Auteur : Christophe Lamfalussy

Publié le mardi 29 novembre 2016 à 07h32 sur le site de la Libre Belgique

 

Si Ibrahim El Bakraoui a pu revenir tranquillement en Belgique, en juillet 2015, après avoir été détenu en Turquie, et rejoindre la cellule qui devait commettre les attentats de Paris et de Bruxelles, ce n’est pas de la faute d’un seul homme, mais parce que des problèmes de communication et d’organisation apparaissent entre la police fédérale, la justice belge et les autorités turques.

Tel est le sentiment de plusieurs députés après avoir entendu lundi, à huis clos au sein de la commission attentats, l’homme sur qui le ministre Jan Jambon (N-VA) avait jeté l’opprobre quelques jours après les attentats de Bruxelles à la Chambre : l’officier de liaison de la police fédérale en Turquie, Sébastien Joris.

Ce dernier affirme n’avoir pas failli à sa mission. Le vendredi 26 juin 2015, il est informé par les autorités turques qu’El Bakraoui a été arrêté deux semaines plus tôt dans la ville de Gaziantep, proche de la frontière syrienne. Le lundi 29 juin, alors qu’il est en congé en Belgique, Sébastien Joris prévient la Direction centrale de la lutte contre la criminalité grave et organisée (DJSOC) de la police fédérale, dont dépend la section terrorisme. Elle lui répond dans un mail qu’El Bakraoui n’est pas catalogué comme terroriste mais qu’il a un passé judiciaire. On lui dit aussi que l’intéressé est en libération conditionnelle et qu’il doit recontacter les autorités turques pour savoir ce qu’elles reprochent à El Bakraoui.

Manque de communication

Ce que la DJSOC ignore à ce moment-là est que l’une des conditions à sa libération conditionnelle est que le futur kamikaze de Zaventem ne se déplace pas à l’étranger. La police ignore aussi que, le 2 juillet, une assistante à la Maison de Justice de Bruxelles a déposé un rapport négatif sur Bakraoui, s’inquiétant de son absence lors de deux rendez-vous prévus en juin et, selon des sources parlementaires, de sa radicalisation alors qu’en février, ce même service était plutôt positif, jugeant que l’emploi que l’ex-détenu avait trouvé dans un petit commerce le stabilisait.

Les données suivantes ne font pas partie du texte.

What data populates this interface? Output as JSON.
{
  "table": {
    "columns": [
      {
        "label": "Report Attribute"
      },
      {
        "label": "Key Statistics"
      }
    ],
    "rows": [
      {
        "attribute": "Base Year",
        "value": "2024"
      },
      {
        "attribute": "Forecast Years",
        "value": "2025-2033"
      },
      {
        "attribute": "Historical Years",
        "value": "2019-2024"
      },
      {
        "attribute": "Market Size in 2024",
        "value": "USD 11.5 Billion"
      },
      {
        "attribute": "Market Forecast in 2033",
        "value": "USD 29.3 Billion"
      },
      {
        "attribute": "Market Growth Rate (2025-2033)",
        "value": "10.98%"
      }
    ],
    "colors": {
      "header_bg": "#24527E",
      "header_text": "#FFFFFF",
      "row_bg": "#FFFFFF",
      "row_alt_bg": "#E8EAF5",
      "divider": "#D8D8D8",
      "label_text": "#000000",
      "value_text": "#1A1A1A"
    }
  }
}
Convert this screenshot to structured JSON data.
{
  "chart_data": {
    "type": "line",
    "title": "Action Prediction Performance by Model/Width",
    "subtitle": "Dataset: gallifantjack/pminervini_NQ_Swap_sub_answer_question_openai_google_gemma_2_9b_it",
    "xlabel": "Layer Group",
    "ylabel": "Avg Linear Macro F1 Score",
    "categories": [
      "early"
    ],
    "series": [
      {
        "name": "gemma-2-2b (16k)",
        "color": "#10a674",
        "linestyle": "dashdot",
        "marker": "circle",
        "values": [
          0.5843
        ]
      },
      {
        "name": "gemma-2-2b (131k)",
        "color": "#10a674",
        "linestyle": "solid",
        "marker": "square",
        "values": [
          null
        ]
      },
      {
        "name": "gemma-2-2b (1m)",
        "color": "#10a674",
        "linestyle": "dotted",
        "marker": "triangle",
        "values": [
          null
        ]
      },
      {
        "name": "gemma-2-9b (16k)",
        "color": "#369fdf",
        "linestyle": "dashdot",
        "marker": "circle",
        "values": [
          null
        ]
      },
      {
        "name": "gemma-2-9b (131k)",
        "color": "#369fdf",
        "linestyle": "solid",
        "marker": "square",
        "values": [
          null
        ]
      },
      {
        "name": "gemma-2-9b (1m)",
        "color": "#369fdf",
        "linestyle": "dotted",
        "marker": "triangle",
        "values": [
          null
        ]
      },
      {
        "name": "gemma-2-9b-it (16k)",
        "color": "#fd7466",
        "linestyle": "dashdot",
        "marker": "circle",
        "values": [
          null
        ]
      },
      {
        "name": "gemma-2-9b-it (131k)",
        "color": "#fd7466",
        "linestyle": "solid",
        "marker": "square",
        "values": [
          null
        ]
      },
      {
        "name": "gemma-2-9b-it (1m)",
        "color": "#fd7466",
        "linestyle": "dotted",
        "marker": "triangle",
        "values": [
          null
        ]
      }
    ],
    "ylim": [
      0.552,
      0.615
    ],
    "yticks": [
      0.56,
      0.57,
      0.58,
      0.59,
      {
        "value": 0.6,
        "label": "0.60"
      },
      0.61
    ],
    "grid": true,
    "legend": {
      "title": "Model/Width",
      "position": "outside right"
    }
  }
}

Tout cela, Sébastien Joris l’ignore également. Tout comme il ne sera pas contacté directement par les autorités turques quand celles-ci décident d’expulser Bakraoui vers la Belgique, via l’aéroport de Schiphol. Elles envoient un message au consulat belge d’Ankara le 14 juillet à 10 h 14, message qui ne sera lu par le Consul que dans l’après-midi. Or l’avion est déjà parti. A Amsterdam, on le sait, Bakraoui passera la frontière sans escorte et disparaîtra dans la nature.

M. Joris n’apprendra que le 15 juillet, dans un message en turc, que l’oiseau s’est envolé et qu’il était bien incarcéré pour terrorisme.

Les réactions de l’opposition

« Il n’y a pas eu de faute individuelle dans le chef de l’officier de liaison« , a réagi la cheffe de groupe PS, Laurette Onkelinx, à l’issue du huis clos.

« Le problème n’est pas celui d’un seul homme mais d’un dysfonctionnement grave de la police, qui subit les effets de la politique de Jan Jambon de réduire les services centraux« , estime le député Georges Dallemagne (CDH), qui note aussi la communication tardive des autorités turques. Le supérieur de l’officier de liaison, Peter De Buysscher, a en effet disculpé M. Joris et déclaré en commission que la Turquie est « le pire pays en matière de coopération policière ».

« A chaque audition« , ajoute le député Ecolo Gilles Vanden Burre, « on se rend compte qu’il y a des choses à améliorer. Faire porter le pire attentat qu’ait connu la Belgique sur les épaules d’un seul homme était déjà choquant. Ici on entre dans les faits. »

Lors de l’audition, la NVA a fait remarquer que l’en-tête du message des autorités turques, livré le 26 juin, indiquait clairement que l’interpellation du Belgo-Marocain se faisait dans le cadre de la lutte contre le terrorisme. Malheureusement, cette partie du message n’a pas été traduite par l’assistante de M.Joris. Un détail qui ne convainc pas l’opposition (Ecolo, CDH, PS, SPA, Groen) qui demande que Jan Jambon vienne s’expliquer devant la commission.